Quote of the week

An ‘important purpose of section 34 [of the Constitution] is to guarantee the protection of the judicial process to persons who have disputes that can be resolved by law’ and that the right of access to court is ‘foundational to the stability of an orderly society. It ensures the peaceful, regulated and institutionalised mechanisms to resolve disputes, without resorting to self-help. The right of access to court is a bulwark against vigilantism, and the chaos and anarchy which it causes. Construed in this context of the rule of law and the principle against self-help in particular, access to court is indeed of cardinal importance’.The right guaranteed s34 would be rendered meaningless if court orders could be ignored with impunity:the underlying purposes of the right — and particularly that of avoidance of self-help — would be undermined if litigants could decide which orders they wished to obey and which they wished to ignore.

Plasket AJ
Victoria Park Ratepayers' Association v Greyvenouw CC and others (511/03) [2003] ZAECHC 19 (11 April 2003)
21 February 2008

Maybe not so stupid after all…..

Somebody in government who actually read Constitutional Court cases (is it Deputy Justice Minister Johnnie de Lange or Presidential legal advisor Mojanku Gumbi?) must have whispered into the ear of Justice Minister Brigitte Mabandla (pictured) and Safety and Security Minister Charles Nqakula.

How else to explain comments made by these two learned and honourable servants of the people on Tuesday regarding the disbanding/strengthening/phasing out/extermination (take your pick) of the Scorpions? Last week Minister Nqakula surprised many of us when he announced in Parliament that the Scorpions “will be dissolved” finish en klaar (as Jackie Selebi would say).


But at a briefing this week Minister Nqakula was at pains to emphasise that the disbanding of the Scorpions is only a proposal. According to him:

We want to place on the table a proposal. I never said that … this is going to happen…We are going to Parliament and there’s no way in which our systems are going to be short-circuited.

Justice and Constitutional Development Minister Brigitte Mabandla added that: “I am convinced we will do nothing stupid … nothing that cannot stand the muster of the Constitution.”

The reason for this new circumspection is perhaps based on a realisation that the South African Constitution does not establish a pure form of representative democracy in which us poor sods vote for a political party every five years and then have no further say in anything the government or Parliament decides to do.

In two ground breaking judgments handed down in 2006, the Constitutional Court confirmed that the inclusion of provisions in the Constitution that explicitly requires the various legislatures to “facilitate public involvement” in their work establish the principle that ordinary citizens have a right to have a say in the passing of important legislation by those legislatures.

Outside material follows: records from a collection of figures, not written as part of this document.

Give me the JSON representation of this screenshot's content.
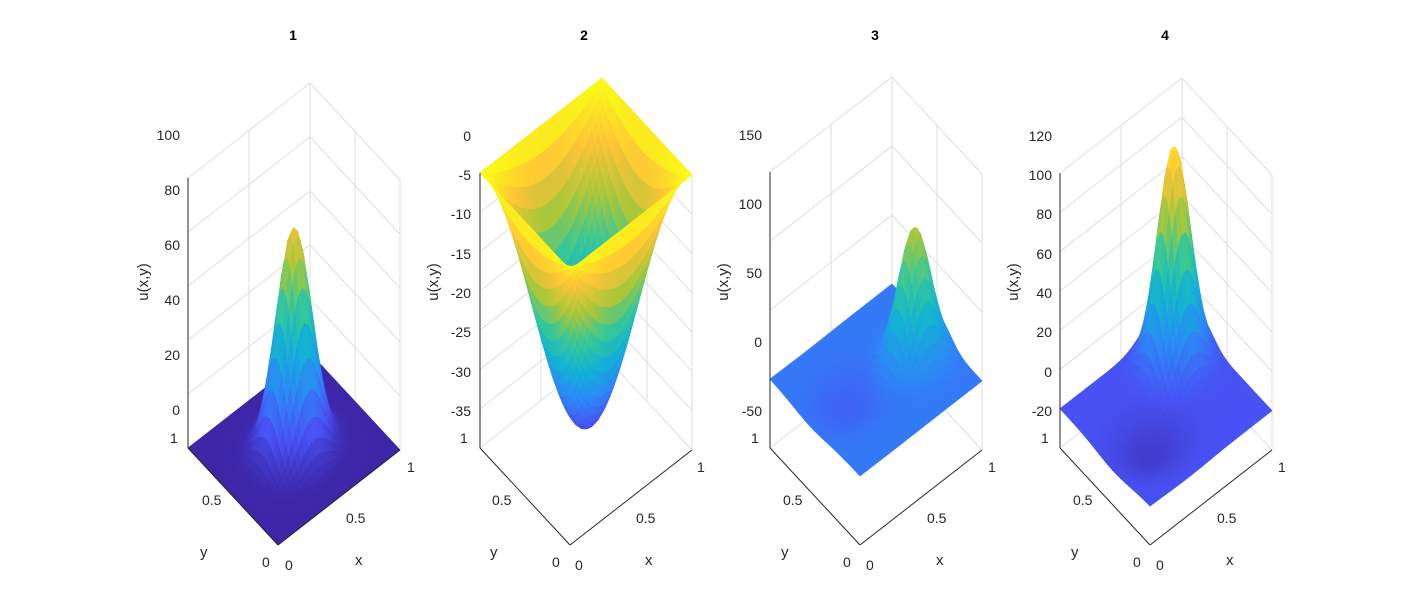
{
  "figure": {
    "background": "#ffffff"
  },
  "chart_data": [
    {
      "type": "surface",
      "title": "1",
      "xlabel": "x",
      "ylabel": "y",
      "zlabel": "u(x,y)",
      "xlim": [
        0,
        1
      ],
      "ylim": [
        0,
        1
      ],
      "zlim": [
        0,
        100
      ],
      "x_ticks": [
        "0",
        "0.5",
        "1"
      ],
      "y_ticks": [
        "0",
        "0.5",
        "1"
      ],
      "z_ticks": [
        "0",
        "20",
        "40",
        "60",
        "80",
        "100"
      ],
      "grid": true,
      "colormap": "parula",
      "surface": {
        "shape": "gaussian-peak",
        "peak_x": 0.5,
        "peak_y": 0.5,
        "peak_z": 82,
        "width": 0.12,
        "base_z": 0
      }
    },
    {
      "type": "surface",
      "title": "2",
      "xlabel": "x",
      "ylabel": "y",
      "zlabel": "u(x,y)",
      "xlim": [
        0,
        1
      ],
      "ylim": [
        0,
        1
      ],
      "zlim": [
        -35,
        0
      ],
      "x_ticks": [
        "0",
        "0.5",
        "1"
      ],
      "y_ticks": [
        "0",
        "0.5",
        "1"
      ],
      "z_ticks": [
        "-35",
        "-30",
        "-25",
        "-20",
        "-15",
        "-10",
        "-5",
        "0"
      ],
      "grid": true,
      "colormap": "parula",
      "surface": {
        "shape": "bowl",
        "min_x": 0.5,
        "min_y": 0.5,
        "min_z": -32,
        "edge_z": 0
      }
    },
    {
      "type": "surface",
      "title": "3",
      "xlabel": "x",
      "ylabel": "y",
      "zlabel": "u(x,y)",
      "xlim": [
        0,
        1
      ],
      "ylim": [
        0,
        1
      ],
      "zlim": [
        -50,
        150
      ],
      "x_ticks": [
        "0",
        "0.5",
        "1"
      ],
      "y_ticks": [
        "0",
        "0.5",
        "1"
      ],
      "z_ticks": [
        "-50",
        "0",
        "50",
        "100",
        "150"
      ],
      "grid": true,
      "colormap": "parula",
      "surface": {
        "shape": "offset-peak-with-dip",
        "peak_x": 0.78,
        "peak_y": 0.45,
        "peak_z": 95,
        "dip_x": 0.3,
        "dip_y": 0.55,
        "dip_z": -12,
        "base_z": 0
      }
    },
    {
      "type": "surface",
      "title": "4",
      "xlabel": "x",
      "ylabel": "y",
      "zlabel": "u(x,y)",
      "xlim": [
        0,
        1
      ],
      "ylim": [
        0,
        1
      ],
      "zlim": [
        -20,
        120
      ],
      "x_ticks": [
        "0",
        "0.5",
        "1"
      ],
      "y_ticks": [
        "0",
        "0.5",
        "1"
      ],
      "z_ticks": [
        "-20",
        "0",
        "20",
        "40",
        "60",
        "80",
        "100",
        "120"
      ],
      "grid": true,
      "colormap": "parula",
      "surface": {
        "shape": "offset-peak-with-dip",
        "peak_x": 0.75,
        "peak_y": 0.75,
        "peak_z": 110,
        "dip_x": 0.3,
        "dip_y": 0.4,
        "dip_z": -10,
        "base_z": 0
      }
    }
  ]
}
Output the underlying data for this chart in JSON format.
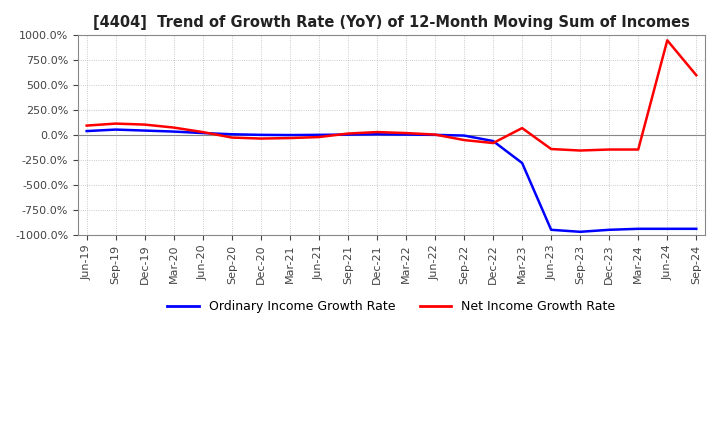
{
  "title": "[4404]  Trend of Growth Rate (YoY) of 12-Month Moving Sum of Incomes",
  "ylim": [
    -1000,
    1000
  ],
  "yticks": [
    -1000,
    -750,
    -500,
    -250,
    0,
    250,
    500,
    750,
    1000
  ],
  "background_color": "#FFFFFF",
  "grid_color": "#BBBBBB",
  "legend_labels": [
    "Ordinary Income Growth Rate",
    "Net Income Growth Rate"
  ],
  "legend_colors": [
    "#0000FF",
    "#FF0000"
  ],
  "x_labels": [
    "Jun-19",
    "Sep-19",
    "Dec-19",
    "Mar-20",
    "Jun-20",
    "Sep-20",
    "Dec-20",
    "Mar-21",
    "Jun-21",
    "Sep-21",
    "Dec-21",
    "Mar-22",
    "Jun-22",
    "Sep-22",
    "Dec-22",
    "Mar-23",
    "Jun-23",
    "Sep-23",
    "Dec-23",
    "Mar-24",
    "Jun-24",
    "Sep-24"
  ],
  "ordinary_income": [
    40,
    55,
    45,
    35,
    20,
    8,
    2,
    0,
    2,
    5,
    8,
    5,
    2,
    -5,
    -60,
    -280,
    -950,
    -970,
    -950,
    -940,
    -940,
    -940
  ],
  "net_income": [
    95,
    115,
    105,
    75,
    30,
    -25,
    -35,
    -30,
    -20,
    15,
    30,
    20,
    5,
    -50,
    -80,
    70,
    -140,
    -155,
    -145,
    -145,
    950,
    600
  ]
}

This means Parliament must act reasonably in the circumstances but must at least provide a meaningful opportunity for the public to participate in the legislative process when an important issue like the disbanding of the Scorpions is at stake. This would include an opportunity to make written and oral submission to Parliament and would require the members of Parliament to engage with those submissions.

Parliament must, of course, have the final say in the kind of legislation it passes but a balance must be struck between the need to respect Parliaments institutional autonomy on the one hand, and the need to empower citizens to so that they will be able to effectively take part in the important debates in Parliament that would potentially affect their lives. There will be an effective participation by the public in this process if the process allows for a real dialogue between members of Parliament and the public.

As Justice Ngcobo said in the Doctors for Life International case, the need for public participation:

[E]ncourages citizens of the country to be actively involved in public affairs, identify themselves with the institutions of government and to become familiar with the laws as they are made. It enhances the civic dignity of those who participate by enabling their voices to be heard and taken account of. It promotes a spirit of democratic and pluralistic accommodation calculated to produce laws that are likely to be widely accepted and effective in practice. It strengthens the legitimacy of legislation in the eyes of the people. Finally, because of its open and public character it acts as a counterweight to secret lobbying and influence peddling. Participatory democracy is of special importance to those who are relatively disempowered in a country like ours where great disparities of wealth and influence exist.

This means Parliament – elected by almost 15 million South Africans – cannot merely rubber stamp a decision taken by 4000 delegates at Polokwane because this would subvert the participatory aspect of our democracy.

Where Parliament facilitates such a process of meaningful participation, its members are free to make an unpopular decision. It is then for civil society to put pressure on Parliament to make the “right” decision and where that fails, it is up the voters to eject the majority party from government at the next election.

The problem in South Africa is that the ANC MP’s (and the 4000 delegates at Polokwane) do not believe the voters will punish them for acting in such a self-interested way, so they will probably go ahead with getting rid of the Scorpions.

But even ANC voters do not have boundless patience and who knows, in five or ten years time those ANC leaders will wake up to the realisation that they have been rejected by the masses of our people in favour of a party (as yet to be formed) that would listen more closely to their needs.